Я расплатился с чайханщиком и увидел, что осталось сэко–номленными рублей пятнадцать командировочных, не говоря уже о заветной пятидесятирублевке, сохранившейся от выигрыша на бегах. Решил напоследок зайти в заинтриговавший меня барак с вывеской «Комиссионный магазин», а по выходе купить для матери вяленой дыни и орехов.
…В комиссионке было пусто. Слева от входа табуном стояли подержанные детские коляски, на полках грудами пылились женские парики, видимо вышедшие из моды. Под стеклом на прилавках лежали шитые золотистыми нитями тюбетейки, рубашки, скатерти. Из стопки этих скатертей торчал угол чего‑то красно–чёрного, приковывающего к себе взор.
— Что это такое? — спросил я у продавщицы, сидевшей на табурете с вязаньем в руках.
Она встала, приподняла стеклянную крышку прилавка, вынула и положила передо мной ветхий от старости свёрток материи.
— Это у нас называется сюзане, настенный коврик. Какой‑то бабай принёс утром.
Я стал осторожно разворачивать свёрток. Продавщица помогла, и вот мы держали за четыре конца ручную вышивку. Плотными красными и чёрными узорами на белом шёлке.
— Смотрите, здесь в углу не докончено, — сказала продавщица, — было в древности поверье: докончишь — умрёшь. Ни одна по–настоящему старая вещь не кончена.

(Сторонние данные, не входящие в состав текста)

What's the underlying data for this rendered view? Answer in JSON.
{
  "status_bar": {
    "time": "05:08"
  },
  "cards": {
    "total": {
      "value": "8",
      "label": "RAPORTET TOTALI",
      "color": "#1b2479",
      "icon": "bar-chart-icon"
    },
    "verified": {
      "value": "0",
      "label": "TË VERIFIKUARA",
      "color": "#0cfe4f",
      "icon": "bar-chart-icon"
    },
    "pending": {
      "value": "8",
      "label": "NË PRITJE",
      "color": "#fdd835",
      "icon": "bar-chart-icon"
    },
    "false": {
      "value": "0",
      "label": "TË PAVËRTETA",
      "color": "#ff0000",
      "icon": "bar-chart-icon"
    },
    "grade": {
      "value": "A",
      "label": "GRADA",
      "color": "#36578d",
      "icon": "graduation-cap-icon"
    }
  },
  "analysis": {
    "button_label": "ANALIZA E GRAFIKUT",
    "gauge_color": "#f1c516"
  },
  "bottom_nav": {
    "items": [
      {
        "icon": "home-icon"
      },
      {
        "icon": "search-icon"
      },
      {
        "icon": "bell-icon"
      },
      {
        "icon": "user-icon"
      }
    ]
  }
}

— Сколько стоит? — спросил я дрогнувшим голосом. Впервые мне страстно захотелось купить вещь. Именно эту. Я понимал: ей нет цены…
— Шестьдесят пять рублей.
— Сколько?!
— Шестьдесят пять, — продавщица протянула угол сюзане с прикреплённым ниткой ярлычком. И я прочёл: «Шестьдесят пять».
Отдал продавщице все свои деньги, спрятал в сумку завёрнутый в бумагу свёрток и вышел под дождь.
…Если у тебя ровно шестьдесят пять рублей и ты, находясь последние минуты в чужом городе, заходишь в случайную комиссионку на базаре и видишь там вещь, кажется предназначенную тебе, и она стоит именно шестьдесят пять, — попробуй подумать, что это случайность…
Правда, в карманах набралось немного мелочи. Я смог доехать до аэропорта автобусом. Регистрация на московский рейс заканчивалась. Предъявив у стойки билет и паспорт, прошёл к двери, ведущей в помещение спецпроверки.